Un régime alimentaire équilibré est un régime qui fournit des quantités adéquates de nutriments et d’énergie pour la santé et le bien-être. Les valeurs nutritionnelles de référence (VNR) constituent un ensemble complet de recommandations nutritionnelles et de valeurs de référence, telles que les apports de référence de la population, les besoins moyens, le niveau approprié de consommation et le seuil de consommation minimum. Les VNR peuvent être utilisées par exemple comme base pour les valeurs de référence dans l’étiquetage alimentaire et pour établir des recommandations nutritionnelles exprimées en termes d’aliments (FBDG – food-based dietary guidelines). Les FBDG transposent les recommandations nutritionnelles théoriques en messages précis sur les aliments et le régime alimentaire à privilégier et peuvent guider les consommateurs quant à leur régime alimentaire et les aider à faire des choix alimentaires sains.

Cadre de travail de l’UE

Les conseils scientifiques relatifs aux apports nutritionnels sont le fondement de l’action de l’Union dans le domaine de la nutrition. De tels avis ont notamment été utilisés par les décideurs politiques pour prendre des décisions en matière d’étiquetage alimentaire. À l’échelle de l’UE, l’avis exprimé en 1993 par le Comité scientifique de l’alimentation humaine (SCF) sur les apports nutritionnels et énergétiques pour l’Union européenne a défini les apports de référence concernant l’énergie et certains nutriments. Il est aujourd’hui nécessaire de revoir et de mettre à jour ces conseils afin de veiller à ce que l’action de l’Union en matière de nutrition se fonde sur les connaissances les plus récentes disponibles.

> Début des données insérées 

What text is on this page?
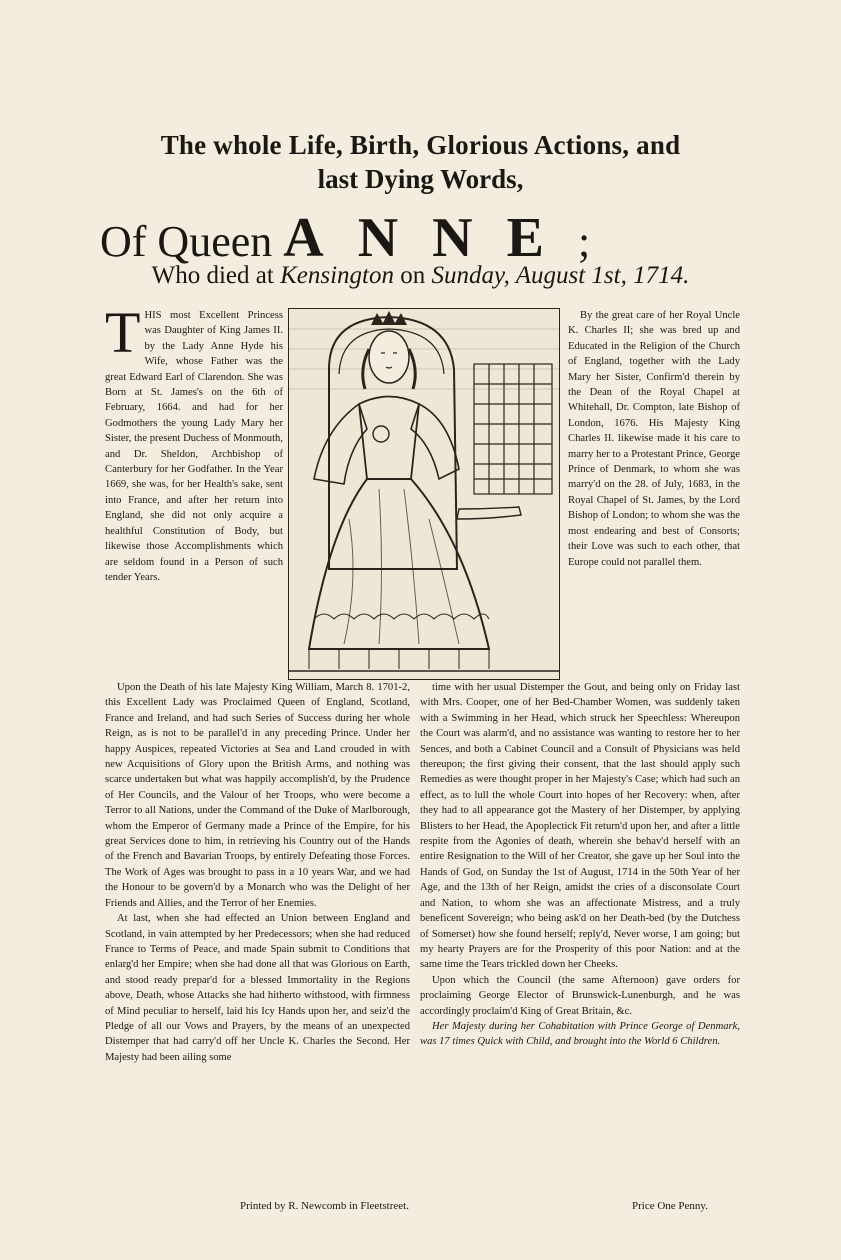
The whole Life, Birth, Glorious Actions, and
last Dying Words,
Of Queen ANNE;
Who died at Kensington on Sunday, August 1st, 1714.
T HIS most Excellent Princess was Daughter of King James II. by the Lady Anne Hyde his Wife, whose Father was the great Edward Earl of Clarendon. She was Born at St. James's on the 6th of February, 1664. and had for her Godmothers the young Lady Mary her Sister, the present Duchess of Monmouth, and Dr. Sheldon, Archbishop of Canterbury for her Godfather. In the Year 1669, she was, for her Health's sake, sent into France, and after her return into England, she did not only acquire a healthful Constitution of Body, but likewise those Accomplishments which are seldom found in a Person of such tender Years.

By the great care of her Royal Uncle K. Charles II; she was bred up and Educated in the Religion of the Church of England, together with the Lady Mary her Sister, Confirm'd therein by the Dean of the Royal Chapel at Whitehall, Dr. Compton, late Bishop of London, 1676. His Majesty King Charles II. likewise made it his care to marry her to a Protestant Prince, George Prince of Denmark, to whom she was marry'd on the 28. of July, 1683, in the Royal Chapel of St. James, by the Lord Bishop of London; to whom she was the most endearing and best of Consorts; their Love was such to each other, that Europe could not parallel them.

Upon the Death of his late Majesty King William, March 8. 1701-2, this Excellent Lady was Proclaimed Queen of England, Scotland, France and Ireland, and had such Series of Success during her whole Reign, as is not to be parallel'd in any preceding Prince. Under her happy Auspices, repeated Victories at Sea and Land crouded in with new Acquisitions of Glory upon the British Arms, and nothing was scarce undertaken but what was happily accomplish'd, by the Prudence of Her Councils, and the Valour of her Troops, who were become a Terror to all Nations, under the Command of the Duke of Marlborough, whom the Emperor of Germany made a Prince of the Empire, for his great Services done to him, in retrieving his Country out of the Hands of the French and Bavarian Troops, by entirely Defeating those Forces. The Work of Ages was brought to pass in a 10 years War, and we had the Honour to be govern'd by a Monarch who was the Delight of her Friends and Allies, and the Terror of her Enemies.

At last, when she had effected an Union between England and Scotland, in vain attempted by her Predecessors; when she had reduced France to Terms of Peace, and made Spain submit to Conditions that enlarg'd her Empire; when she had done all that was Glorious on Earth, and stood ready prepar'd for a blessed Immortality in the Regions above, Death, whose Attacks she had hitherto withstood, with firmness of Mind peculiar to herself, laid his Icy Hands upon her, and seiz'd the Pledge of all our Vows and Prayers, by the means of an unexpected Distemper that had carry'd off her Uncle K. Charles the Second. Her Majesty had been ailing some

time with her usual Distemper the Gout, and being only on Friday last with Mrs. Cooper, one of her Bed-Chamber Women, was suddenly taken with a Swimming in her Head, which struck her Speechless: Whereupon the Court was alarm'd, and no assistance was wanting to restore her to her Sences, and both a Cabinet Council and a Consult of Physicians was held thereupon; the first giving their consent, that the last should apply such Remedies as were thought proper in her Majesty's Case; which had such an effect, as to lull the whole Court into hopes of her Recovery: when, after they had to all appearance got the Mastery of her Distemper, by applying Blisters to her Head, the Apoplectick Fit return'd upon her, and after a little respite from the Agonies of death, wherein she behav'd herself with an entire Resignation to the Will of her Creator, she gave up her Soul into the Hands of God, on Sunday the 1st of August, 1714 in the 50th Year of her Age, and the 13th of her Reign, amidst the cries of a disconsolate Court and Nation, to whom she was an affectionate Mistress, and a truly beneficent Sovereign; who being ask'd on her Death-bed (by the Dutchess of Somerset) how she found herself; reply'd, Never worse, I am going; but my hearty Prayers are for the Prosperity of this poor Nation: and at the same time the Tears trickled down her Cheeks.

Upon which the Council (the same Afternoon) gave orders for proclaiming George Elector of Brunswick-Lunenburgh, and he was accordingly proclaim'd King of Great Britain, &c.

Her Majesty during her Cohabitation with Prince George of Denmark, was 17 times Quick with Child, and brought into the World 6 Children.

Printed by R. Newcomb in Fleetstreet.	Price One Penny.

Les conseils scientifiques dans ce domaine émanent aussi d’autres sources. Les organes consultatifs scientifiques des États membres ont fourni des conseils concernant les apports nutritionnels. Les organisations internationales telles que l’Organisation mondiale de la santé ont publié les apports recommandés pour certains nutriments et composants alimentaires. Dans l’ensemble, ces rapports reflètent un consensus croissant mais il existe cependant des variations sur certaines questions.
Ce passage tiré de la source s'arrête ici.